Американцы не спешили с ответом, внимательно присматриваясь к происходящему в Советском Союзе. К осени они пришли к выводу, что Горбачев не пользуется поддержкой старого партийного аппарата и не полностью контролирует ситуацию. Советский посол в США Добрынин, ставший впоследствии советником Горбачева по международным вопросам, пытался их в этом разуверить, но безуспешно: убедить их могли только конкретные действия, а не слова зачарованного звуками своего голоса генсека.
Рейган в ответе на письмо Горбачева 15 сентября потребовал, во-первых, уничтожения всего класса вооружений среднего радиуса действия (между 500 и 1500 км) и, во-вторых, уничтожения ракет средней дальности по всему мировому периметру. Одно такое требование остановило бы любого из кремлевских предшественников Горбачева. Но он жаждал сцены, и оттого любые условия не казались ему непреодолимыми.

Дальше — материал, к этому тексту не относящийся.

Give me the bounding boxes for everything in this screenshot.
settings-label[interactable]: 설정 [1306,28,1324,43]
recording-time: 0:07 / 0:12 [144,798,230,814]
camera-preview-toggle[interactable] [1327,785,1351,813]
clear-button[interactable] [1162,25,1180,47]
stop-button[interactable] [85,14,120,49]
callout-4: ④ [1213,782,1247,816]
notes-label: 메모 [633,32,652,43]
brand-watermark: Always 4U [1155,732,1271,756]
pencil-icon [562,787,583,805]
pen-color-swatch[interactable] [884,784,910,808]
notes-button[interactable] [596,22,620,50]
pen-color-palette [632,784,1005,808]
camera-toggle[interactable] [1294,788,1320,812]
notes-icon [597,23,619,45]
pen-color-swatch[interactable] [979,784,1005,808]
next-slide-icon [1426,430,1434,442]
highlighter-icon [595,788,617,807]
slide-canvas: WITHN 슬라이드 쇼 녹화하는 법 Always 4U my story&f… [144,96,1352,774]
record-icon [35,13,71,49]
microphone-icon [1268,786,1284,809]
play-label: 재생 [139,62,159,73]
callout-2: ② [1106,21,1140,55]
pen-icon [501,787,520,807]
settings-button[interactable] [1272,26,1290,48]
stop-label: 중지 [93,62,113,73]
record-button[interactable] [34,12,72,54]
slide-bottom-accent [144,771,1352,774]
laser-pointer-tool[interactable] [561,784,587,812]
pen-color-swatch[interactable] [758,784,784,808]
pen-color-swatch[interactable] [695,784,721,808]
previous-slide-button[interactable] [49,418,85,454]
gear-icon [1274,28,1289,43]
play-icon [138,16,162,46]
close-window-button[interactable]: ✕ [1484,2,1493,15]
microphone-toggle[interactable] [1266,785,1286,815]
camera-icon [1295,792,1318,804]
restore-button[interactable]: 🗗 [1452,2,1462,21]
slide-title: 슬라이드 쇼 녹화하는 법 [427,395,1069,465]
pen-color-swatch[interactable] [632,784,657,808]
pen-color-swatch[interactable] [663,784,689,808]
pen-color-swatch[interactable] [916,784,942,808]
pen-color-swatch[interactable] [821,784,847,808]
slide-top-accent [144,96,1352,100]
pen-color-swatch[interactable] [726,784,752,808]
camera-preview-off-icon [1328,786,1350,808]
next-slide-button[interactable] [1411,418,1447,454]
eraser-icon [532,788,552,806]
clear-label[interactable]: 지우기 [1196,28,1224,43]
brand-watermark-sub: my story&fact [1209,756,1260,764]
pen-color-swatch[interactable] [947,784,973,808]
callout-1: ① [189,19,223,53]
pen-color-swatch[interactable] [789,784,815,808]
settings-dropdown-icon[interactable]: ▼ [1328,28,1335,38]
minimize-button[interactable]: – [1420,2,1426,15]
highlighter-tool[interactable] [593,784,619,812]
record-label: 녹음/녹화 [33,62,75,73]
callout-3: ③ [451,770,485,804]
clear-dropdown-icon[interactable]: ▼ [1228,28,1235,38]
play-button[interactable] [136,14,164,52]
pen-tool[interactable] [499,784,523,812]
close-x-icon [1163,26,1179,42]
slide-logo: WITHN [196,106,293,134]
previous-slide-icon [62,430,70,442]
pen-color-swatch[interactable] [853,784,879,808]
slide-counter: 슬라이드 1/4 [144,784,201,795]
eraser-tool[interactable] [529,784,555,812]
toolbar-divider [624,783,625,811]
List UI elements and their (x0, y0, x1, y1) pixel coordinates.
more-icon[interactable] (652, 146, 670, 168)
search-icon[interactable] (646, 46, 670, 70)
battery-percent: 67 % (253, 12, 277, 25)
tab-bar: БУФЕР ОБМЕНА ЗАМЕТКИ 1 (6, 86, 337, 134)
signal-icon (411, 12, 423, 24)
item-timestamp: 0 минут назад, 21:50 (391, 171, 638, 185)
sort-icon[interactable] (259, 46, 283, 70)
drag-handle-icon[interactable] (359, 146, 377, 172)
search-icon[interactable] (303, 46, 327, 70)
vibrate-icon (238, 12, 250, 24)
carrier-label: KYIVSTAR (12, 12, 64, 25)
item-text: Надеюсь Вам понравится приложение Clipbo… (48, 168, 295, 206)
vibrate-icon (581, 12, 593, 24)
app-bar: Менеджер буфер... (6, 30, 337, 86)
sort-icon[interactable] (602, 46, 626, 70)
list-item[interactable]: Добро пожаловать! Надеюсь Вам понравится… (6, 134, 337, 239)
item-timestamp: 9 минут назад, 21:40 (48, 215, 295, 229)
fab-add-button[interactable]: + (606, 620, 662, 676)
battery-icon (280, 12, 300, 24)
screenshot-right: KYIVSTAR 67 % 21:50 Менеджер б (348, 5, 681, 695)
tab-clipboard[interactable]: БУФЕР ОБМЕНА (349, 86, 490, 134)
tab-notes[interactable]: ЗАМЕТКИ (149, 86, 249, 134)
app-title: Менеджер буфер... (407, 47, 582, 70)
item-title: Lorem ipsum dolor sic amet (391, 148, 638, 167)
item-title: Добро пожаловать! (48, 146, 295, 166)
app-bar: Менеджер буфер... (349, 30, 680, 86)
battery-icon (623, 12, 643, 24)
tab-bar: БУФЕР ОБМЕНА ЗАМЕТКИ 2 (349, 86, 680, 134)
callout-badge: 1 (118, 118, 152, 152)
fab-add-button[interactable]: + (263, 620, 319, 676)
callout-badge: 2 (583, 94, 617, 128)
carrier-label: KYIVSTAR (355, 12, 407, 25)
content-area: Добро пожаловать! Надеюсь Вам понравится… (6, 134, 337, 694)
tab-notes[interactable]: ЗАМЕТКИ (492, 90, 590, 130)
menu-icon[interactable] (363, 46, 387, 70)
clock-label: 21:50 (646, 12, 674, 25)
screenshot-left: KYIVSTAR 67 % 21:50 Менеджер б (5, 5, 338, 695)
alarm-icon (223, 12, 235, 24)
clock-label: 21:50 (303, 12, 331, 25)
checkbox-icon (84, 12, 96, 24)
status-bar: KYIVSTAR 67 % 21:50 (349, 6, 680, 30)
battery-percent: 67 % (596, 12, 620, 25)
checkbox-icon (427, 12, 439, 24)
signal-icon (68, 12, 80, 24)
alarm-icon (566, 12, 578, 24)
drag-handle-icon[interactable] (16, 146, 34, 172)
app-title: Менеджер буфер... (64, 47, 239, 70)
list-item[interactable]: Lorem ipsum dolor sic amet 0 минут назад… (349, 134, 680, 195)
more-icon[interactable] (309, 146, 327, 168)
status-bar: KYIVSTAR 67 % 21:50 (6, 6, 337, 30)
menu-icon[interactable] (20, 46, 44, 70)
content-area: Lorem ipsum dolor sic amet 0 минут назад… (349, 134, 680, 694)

Чтобы смягчить позицию американцев перед встречей в Рейкьявике, советское правительство в качестве жеста доброй воли 5 октября освободило из ссылки правозащитников Юрия Орлова и Беньямина Богомольного и выслало их из страны. Следующим шагом стало возвращение из горьковской ссылки академика Сахарова 23 декабря. Думаю, одним из факторов, подстегнувших Горбачева к такому решению, явилась трагическая гибель 8 декабря правозащитника Анатолия Марченко, умершего от бессрочной голодовки в Чистопольской тюрьме: Горбачев понимал, что если что-то случится с Сахаровым, его образ либерального реформатора и борца за мир будет безнадежно испорчен.
После освобождения и возвращения Сахарова стало ясно: страна меняется. Мы дышали другим воздухом – воздухом перемен. И они не заставили себя долго ждать.
Утром 26 января 1987 года ко мне на работу явилась Змеева и вручила маршрутный лист во Владимир на следующий день. Вместе с маршрутным листом она передала мне повестку в областное управление МВД. В повестке не стояло имя вызвавшего меня человека, что было по крайней мере странно. На мои вопросы “зачем?” и “к кому?” Змеева сообщила, что я приеду и там все узнаю.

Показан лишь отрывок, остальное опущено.